Ensuring nothing goes to waste
SokoFresh mainly caters for producers of mangoes, avocados, bananas, and French beans at the moment, according to Karema.

While the issue of post-harvest loss cuts across most crops, SokoFresh has selected these specific varieties for a reason.

First, their value per kilogram is higher than for other crops and present a variety of processing opportunities. Second, cold storage enables the farmer to sell more produce, and potentially at a higher price point – thereby securing additional profit, which pays for the cost of the service.

Second-grade produce or rejects that no-one wants to buy or eat are then moved to a third-party processing facility to ensure nothing goes to waste.

“Smallholder farmers cannot invest in refrigeration infrastructure because of the cost; and to add to this, the farmers are also in seasonal value chains, which means individual farmers do not have the volumes to make a business case that justifies such a costly investment,” Karema says.

By storing produce in cold rooms, finding buyers through its market linkage platform, and working with a processor to offtake any rejects, SokoFresh has managed to make sure that 100% of its farmer partners’ produce is used – thereby decreasing food waste and increasing food security at the same time, while boosting farmer incomes.

Carbon impact

SokoFresh aims to have 190 cold storage units in operation during the next three years, reaching over 152,000 farmers — increasing their incomes by as much as 40% — and storing 500,000 kilograms of produce at any single time. Each unit will use only renewable energy, offsetting 121 tons of carbon dioxide equivalent per year according to Enviu, the venture builder which SokoFresh was spun out of.
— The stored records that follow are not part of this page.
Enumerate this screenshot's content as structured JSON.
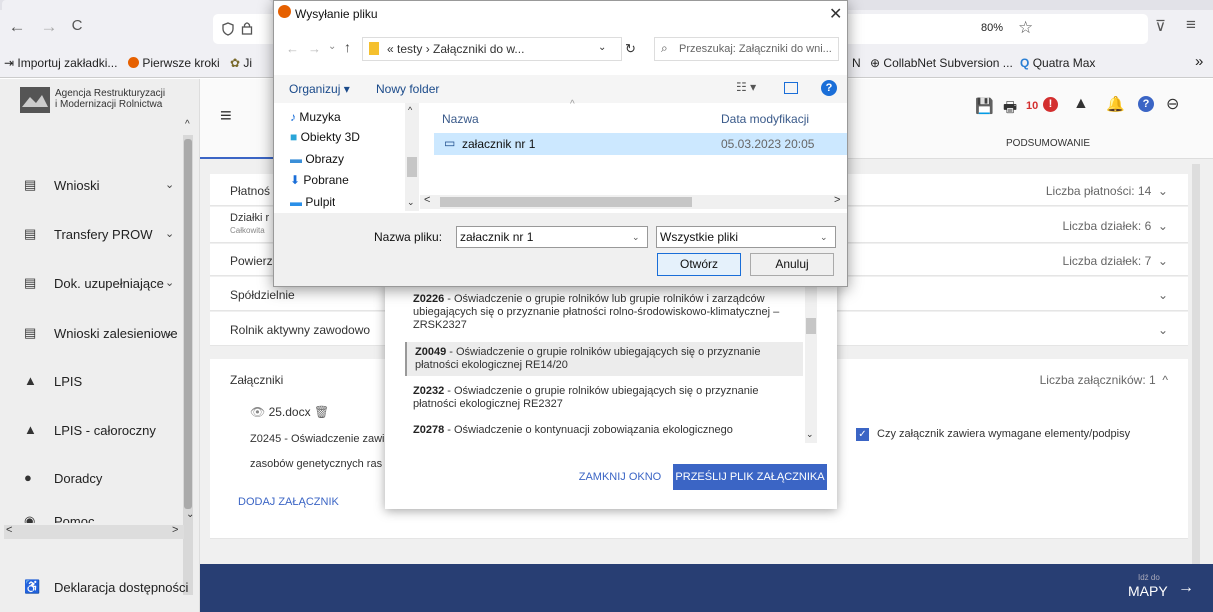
{
  "browser": {
    "nav": {
      "back": "←",
      "forward": "→",
      "reload": "C"
    },
    "zoom": "80%",
    "bookmarks": [
      {
        "label": "Importuj zakładki...",
        "icon": "import-icon"
      },
      {
        "label": "Pierwsze kroki",
        "icon": "firefox-icon"
      },
      {
        "label": "Ji",
        "icon": "bug-icon"
      },
      {
        "label": "N",
        "icon": ""
      },
      {
        "label": "CollabNet Subversion ...",
        "icon": "globe-icon"
      },
      {
        "label": "Quatra Max",
        "icon": "search-icon"
      }
    ],
    "overflow": "»"
  },
  "app": {
    "agency_name_line1": "Agencja Restrukturyzacji",
    "agency_name_line2": "i Modernizacji Rolnictwa",
    "sidebar": [
      {
        "label": "Wnioski",
        "icon": "document-icon",
        "chevron": "⌄"
      },
      {
        "label": "Transfery PROW",
        "icon": "document-icon",
        "chevron": "⌄"
      },
      {
        "label": "Dok. uzupełniające",
        "icon": "document-icon",
        "chevron": "⌄"
      },
      {
        "label": "Wnioski zalesieniowe",
        "icon": "document-icon",
        "chevron": "⌄"
      },
      {
        "label": "LPIS",
        "icon": "mountain-icon",
        "chevron": ""
      },
      {
        "label": "LPIS - całoroczny",
        "icon": "mountain-icon",
        "chevron": ""
      },
      {
        "label": "Doradcy",
        "icon": "person-icon",
        "chevron": ""
      },
      {
        "label": "Pomoc",
        "icon": "help-icon",
        "chevron": ""
      }
    ],
    "accessibility": "Deklaracja dostępności",
    "toolbar_badge": "10",
    "tab_summary": "PODSUMOWANIE",
    "panels": {
      "platnosci": {
        "title": "Płatnoś",
        "right": "Liczba płatności: 14"
      },
      "dzialki": {
        "title": "Działki r",
        "sub": "Całkowita",
        "right": "Liczba działek: 6"
      },
      "powierz": {
        "title": "Powierz",
        "right": "Liczba działek: 7"
      },
      "spoldzielnie": {
        "title": "Spółdzielnie"
      },
      "rolnik": {
        "title": "Rolnik aktywny zawodowo"
      },
      "zalaczniki": {
        "title": "Załączniki",
        "right": "Liczba załączników: 1",
        "file": "25.docx",
        "desc_line1": "Z0245 - Oświadczenie zawi",
        "desc_line2": "zasobów genetycznych ras",
        "checkbox_label": "Czy załącznik zawiera wymagane elementy/podpisy",
        "add": "DODAJ ZAŁĄCZNIK"
      }
    },
    "map_link": {
      "small": "Idź do",
      "big": "MAPY"
    }
  },
  "attach_dialog": {
    "items": [
      {
        "code": "Z0226",
        "text": " - Oświadczenie o grupie rolników lub grupie rolników i zarządców ubiegających się o przyznanie płatności rolno-środowiskowo-klimatycznej – ZRSK2327"
      },
      {
        "code": "Z0049",
        "text": " - Oświadczenie o grupie rolników ubiegających się o przyznanie płatności ekologicznej RE14/20"
      },
      {
        "code": "Z0232",
        "text": " - Oświadczenie o grupie rolników ubiegających się o przyznanie płatności ekologicznej RE2327"
      },
      {
        "code": "Z0278",
        "text": " - Oświadczenie o kontynuacji zobowiązania ekologicznego"
      }
    ],
    "close": "ZAMKNIJ OKNO",
    "upload": "PRZEŚLIJ PLIK ZAŁĄCZNIKA"
  },
  "file_dialog": {
    "title": "Wysyłanie pliku",
    "path": [
      "testy",
      "Załączniki do w..."
    ],
    "search_placeholder": "Przeszukaj: Załączniki do wni...",
    "organize": "Organizuj ▾",
    "new_folder": "Nowy folder",
    "tree": [
      "Muzyka",
      "Obiekty 3D",
      "Obrazy",
      "Pobrane",
      "Pulpit"
    ],
    "col_name": "Nazwa",
    "col_date": "Data modyfikacji",
    "files": [
      {
        "name": "załacznik nr 1",
        "date": "05.03.2023 20:05"
      }
    ],
    "filename_label": "Nazwa pliku:",
    "filename_value": "załacznik nr 1",
    "filter": "Wszystkie pliki",
    "open": "Otwórz",
    "cancel": "Anuluj"
  }
}
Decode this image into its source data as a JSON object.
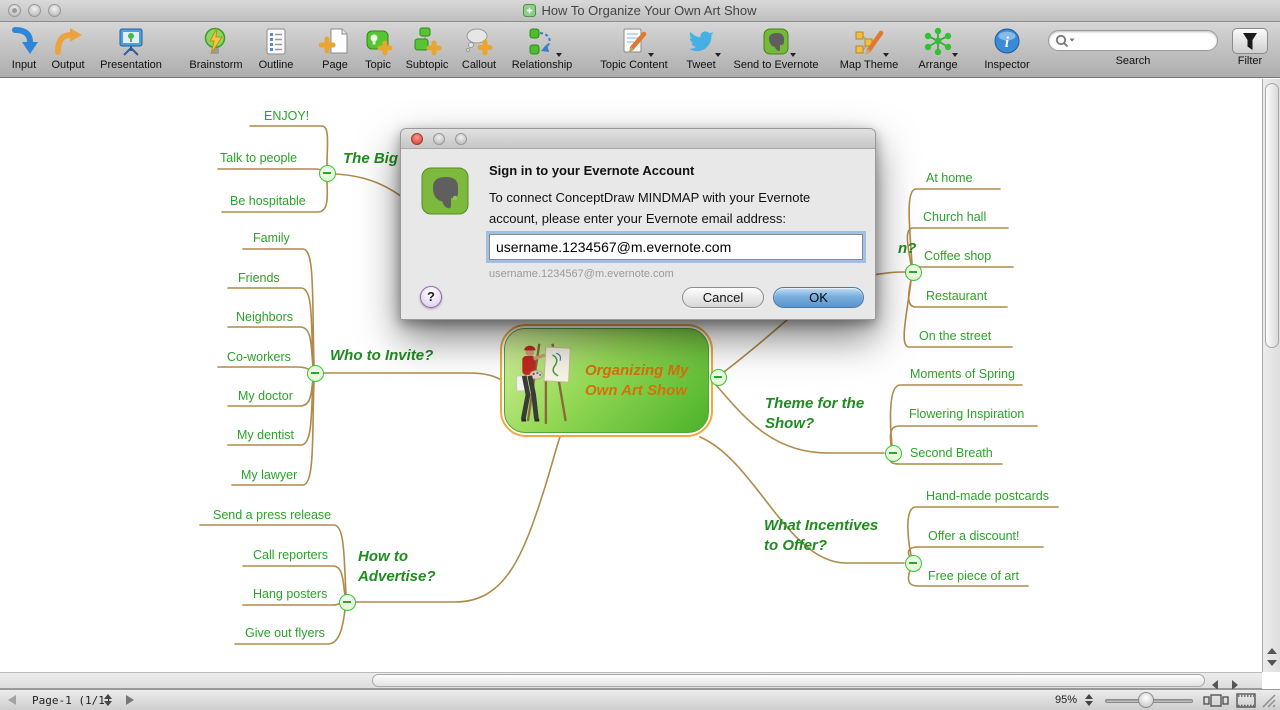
{
  "window": {
    "title": "How To Organize Your Own Art Show"
  },
  "toolbar": {
    "items": [
      {
        "label": "Input"
      },
      {
        "label": "Output"
      },
      {
        "label": "Presentation"
      },
      {
        "label": "Brainstorm"
      },
      {
        "label": "Outline"
      },
      {
        "label": "Page"
      },
      {
        "label": "Topic"
      },
      {
        "label": "Subtopic"
      },
      {
        "label": "Callout"
      },
      {
        "label": "Relationship"
      },
      {
        "label": "Topic Content"
      },
      {
        "label": "Tweet"
      },
      {
        "label": "Send to Evernote"
      },
      {
        "label": "Map Theme"
      },
      {
        "label": "Arrange"
      },
      {
        "label": "Inspector"
      }
    ],
    "search_label": "Search",
    "filter_label": "Filter"
  },
  "dialog": {
    "title": "Sign in to your Evernote Account",
    "body_line1": "To connect ConceptDraw MINDMAP with your Evernote",
    "body_line2": "account, please enter your Evernote email address:",
    "email_value": "username.1234567@m.evernote.com",
    "email_hint": "username.1234567@m.evernote.com",
    "help_label": "?",
    "cancel_label": "Cancel",
    "ok_label": "OK"
  },
  "mindmap": {
    "central": {
      "line1": "Organizing My",
      "line2": "Own Art Show"
    },
    "branches": [
      {
        "label": "The Big",
        "subtopics": [
          "ENJOY!",
          "Talk to people",
          "Be hospitable"
        ]
      },
      {
        "label": "Who to Invite?",
        "subtopics": [
          "Family",
          "Friends",
          "Neighbors",
          "Co-workers",
          "My doctor",
          "My dentist",
          "My lawyer"
        ]
      },
      {
        "label1": "How to",
        "label2": "Advertise?",
        "subtopics": [
          "Send a press release",
          "Call reporters",
          "Hang posters",
          "Give out flyers"
        ]
      },
      {
        "label": "n?",
        "subtopics": [
          "At home",
          "Church hall",
          "Coffee shop",
          "Restaurant",
          "On the street"
        ]
      },
      {
        "label1": "Theme for the",
        "label2": "Show?",
        "subtopics": [
          "Moments of Spring",
          "Flowering Inspiration",
          "Second Breath"
        ]
      },
      {
        "label1": "What Incentives",
        "label2": "to Offer?",
        "subtopics": [
          "Hand-made postcards",
          "Offer a discount!",
          "Free piece of art"
        ]
      }
    ]
  },
  "statusbar": {
    "page": "Page-1 (1/1)",
    "zoom": "95%"
  },
  "colors": {
    "topic_green": "#1e8c1e",
    "subtopic_green": "#2aa32a",
    "branch_line_tan": "#b08a4a",
    "central_text_orange": "#d2720a",
    "selection_orange": "#f2a93a",
    "ok_button_blue": "#79aede",
    "evernote_green": "#74b937"
  }
}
The startup’s climate focus doesn’t end there; it also helps its farmer partners participate in awareness programs to adopt regenerative ag practices. Now SokoFresh is ready to raise more capital. Karema says his team has been keen to find and work with both debt providers and equity partners who understand their business model and can help them grow, while being aligned when it comes to their impact goals as a business as well.

The startup intends to scale across East Africa, and has raised $1.1 million in funding to date.